Set between the contrasting pre-apocalypse “old world” and a fragmented “new world,” where bands of rovers and settlers survive as best they can, Station Eleven explores the role of memory and human connection in dire times.

While the shifting timeline works as a way to gradually reveal the interconnections between past and present, I definitely found myself wanting to spend more and more time in the new world, leaving the old behind at some point. Despite that, as a fan of character-driven post-apocalyptic novels, I enjoyed the book and will look for more from Emily St. John Mandel. Some highlights:

What’s the point of doing all that work […] if no one sees it?

It makes me happy. It’s peaceful, spending hours working on it. It doesn’t really matter to me if anyone else sees it.

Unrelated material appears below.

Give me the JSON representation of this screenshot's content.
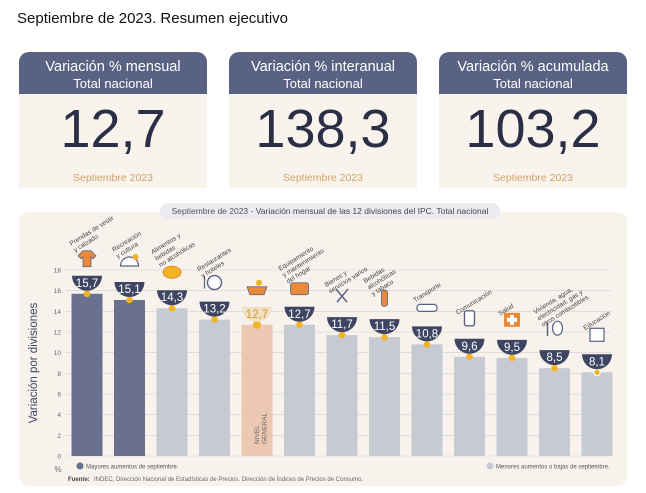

  • Jeevan was crushed by a sudden certainty that this was it, that this illness Hua was describing was going to be the divide between a before and an after, a line drawn through his life.
  • Hell is the absence of the people you long for.
  • Survival is insufficient.
  • First we only want to be seen, but once we’re seen, that’s not enough anymore. After that, we want to be remembered.
  • What I mean to say is, the more you remember, the more you’ve lost.
  • They spend all their lives waiting for their lives to begin.
  • No one ever thinks they’re awful, even people who really actually are. It’s some sort of survival mechanism.
  • She was thinking about the way she’d always taken for granted that the world had certain people in it, either central to her days or unseen and infrequently thought of. How without any one of these people the world is a subtly but unmistakably altered place, the dial turned just one or two degrees.
  • We bemoaned the impersonality of the modern world, but that was a lie, it seemed to him; it had never been impersonal at all. There had always been a massive delicate infrastructure of people, all of them working unnoticed around us, and when people stop going to work, the entire operation grinds to a halt.
  • I’m just curious, how’d you get into this line of work?
    Gradually, and then suddenly.
  • This is my soul and the world unwinding, this is my heart in the still winter air. Finally whispering the same two words over and over: Keep walking. Keep walking. Keep walking.
  • The more we know about the former world, the better we’ll understand what happened when it fell.
  • The revelation of privacy: she can walk down the street and absolutely no one knows who she is. It’s possible that no one who didn’t grow up in a small place can understand how beautiful this is, how the anonymity of city life feels like freedom.
  • He woke to quiet voices. This had been happening more and more lately, this nodding off unexpectedly, and it left him with an unsettled intimation of rehearsal. You fall asleep for short periods and then for longer periods and then forever.
  • Did this happen to all actors, this blurring of borders between performance and life?